資産運用産業は、過去のストックが積みあがった成熟経済の金融インフラとしては重要であり、金融規制が間接金融機関によるリスク・マネー供給機能を制約する環境ではなおさらである。
ヘッジファンドをはじめとする専門的な資産運用事業を育てていくためには、グローバルな枠組みと整合性のとれた規制・税制などの事業環境整備が大切であることは論をまたない。結果が数字で明確に出る資産運用業はグローバルな競争力がないと勝負にならないのは明らかである。しかし、それは野球にたとえるなら、いいプレー・いい試合をするためにルール・ブックとグラウンドの整備が必要という類の議論である。
わが国資産運用業界をより活性化させて、国際競争力を向上させるための主役はあくまでも運用会社と投資家であることを強調しておきたい。いかにすばらしい環境が用意されても、そこでプレーするのは運用会社と投資家なのである。

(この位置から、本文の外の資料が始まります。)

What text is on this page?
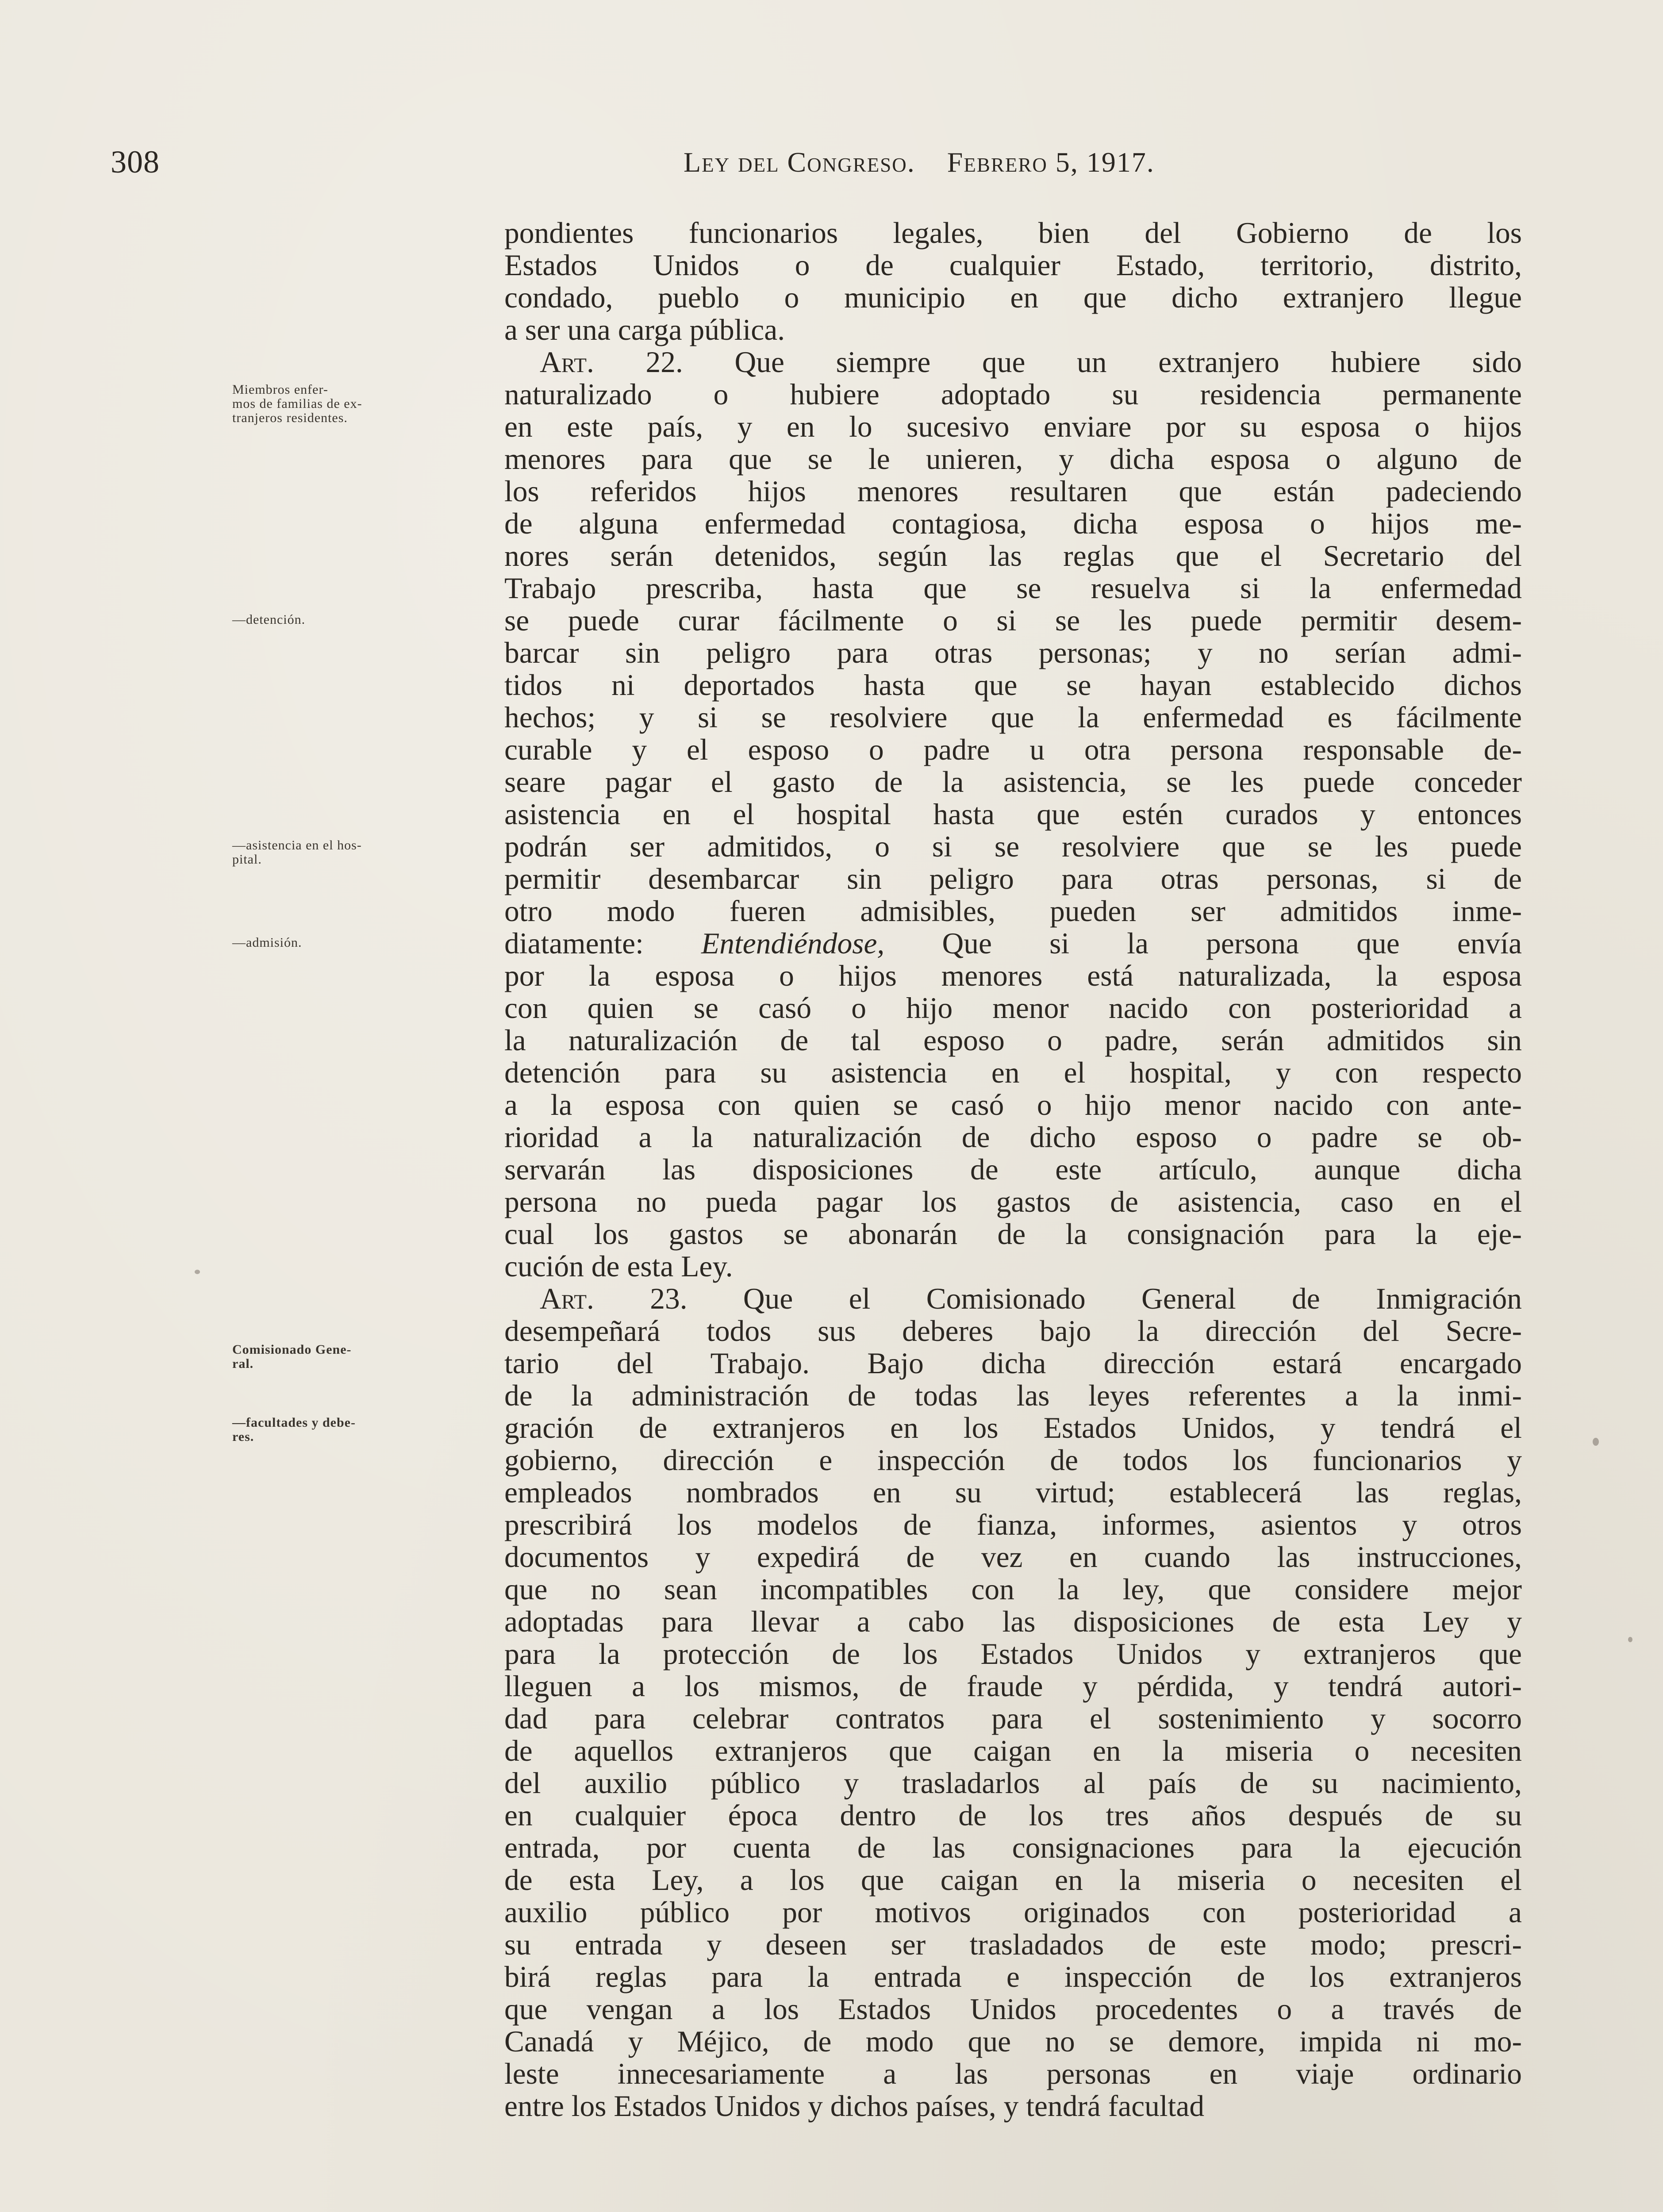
308	Ley del Congreso. Febrero 5, 1917.
Miembros enfer-
mos de familias de ex-
tranjeros residentes.
—detención.
—asistencia en el hos-
pital.
—admisión.
Comisionado Gene-
ral.
—facultades y debe-
res.
pondientes funcionarios legales, bien del Gobierno de los
Estados Unidos o de cualquier Estado, territorio, distrito,
condado, pueblo o municipio en que dicho extranjero llegue
a ser una carga pública.
Art. 22. Que siempre que un extranjero hubiere sido
naturalizado o hubiere adoptado su residencia permanente
en este país, y en lo sucesivo enviare por su esposa o hijos
menores para que se le unieren, y dicha esposa o alguno de
los referidos hijos menores resultaren que están padeciendo
de alguna enfermedad contagiosa, dicha esposa o hijos me-
nores serán detenidos, según las reglas que el Secretario del
Trabajo prescriba, hasta que se resuelva si la enfermedad
se puede curar fácilmente o si se les puede permitir desem-
barcar sin peligro para otras personas; y no serían admi-
tidos ni deportados hasta que se hayan establecido dichos
hechos; y si se resolviere que la enfermedad es fácilmente
curable y el esposo o padre u otra persona responsable de-
seare pagar el gasto de la asistencia, se les puede conceder
asistencia en el hospital hasta que estén curados y entonces
podrán ser admitidos, o si se resolviere que se les puede
permitir desembarcar sin peligro para otras personas, si de
otro modo fueren admisibles, pueden ser admitidos inme-
diatamente: Entendiéndose, Que si la persona que envía
por la esposa o hijos menores está naturalizada, la esposa
con quien se casó o hijo menor nacido con posterioridad a
la naturalización de tal esposo o padre, serán admitidos sin
detención para su asistencia en el hospital, y con respecto
a la esposa con quien se casó o hijo menor nacido con ante-
rioridad a la naturalización de dicho esposo o padre se ob-
servarán las disposiciones de este artículo, aunque dicha
persona no pueda pagar los gastos de asistencia, caso en el
cual los gastos se abonarán de la consignación para la eje-
cución de esta Ley.
Art. 23. Que el Comisionado General de Inmigración
desempeñará todos sus deberes bajo la dirección del Secre-
tario del Trabajo. Bajo dicha dirección estará encargado
de la administración de todas las leyes referentes a la inmi-
gración de extranjeros en los Estados Unidos, y tendrá el
gobierno, dirección e inspección de todos los funcionarios y
empleados nombrados en su virtud; establecerá las reglas,
prescribirá los modelos de fianza, informes, asientos y otros
documentos y expedirá de vez en cuando las instrucciones,
que no sean incompatibles con la ley, que considere mejor
adoptadas para llevar a cabo las disposiciones de esta Ley y
para la protección de los Estados Unidos y extranjeros que
lleguen a los mismos, de fraude y pérdida, y tendrá autori-
dad para celebrar contratos para el sostenimiento y socorro
de aquellos extranjeros que caigan en la miseria o necesiten
del auxilio público y trasladarlos al país de su nacimiento,
en cualquier época dentro de los tres años después de su
entrada, por cuenta de las consignaciones para la ejecución
de esta Ley, a los que caigan en la miseria o necesiten el
auxilio público por motivos originados con posterioridad a
su entrada y deseen ser trasladados de este modo; prescri-
birá reglas para la entrada e inspección de los extranjeros
que vengan a los Estados Unidos procedentes o a través de
Canadá y Méjico, de modo que no se demore, impida ni mo-
leste innecesariamente a las personas en viaje ordinario
entre los Estados Unidos y dichos países, y tendrá facultad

運用会社がグローバル基準で遜色ない運用サービスを提供するために一層の努力を続ける必要があることはいうまでもない。しかも、出遅れを取り戻すためにはそれだけでは足りず、将来を見通して近道を選んでいくようなセンスというか“something”が必要だ。そして、そうした胎動を結実させるためには、わが国投資家による意識改革と、各自の判断に自信と責任を持った行動こそが、どうしても必要だと思う。
米国の大学財団は資産の大半をオルタナティブに配分しているが、投資先マネジャーとの取引期間は長い。あるトップクラスの財団は平均投資期間が17年だという。顔が見えて、意思疎通が十分にはかれるのだろう。
長く深い信頼関係に裏打ちされたプロフェッショナルな対話は、双方にとって、運用パフォーマンスだけでなく、さまざまな副次的効果をもたらすことだろう。マネジャー・スキルに依存するオルタナティブ投資は、巷にあふれる“旬の金融商品”ではない。
終わることのないマーケットとの勝負に一緒に臨むパートナーなのである。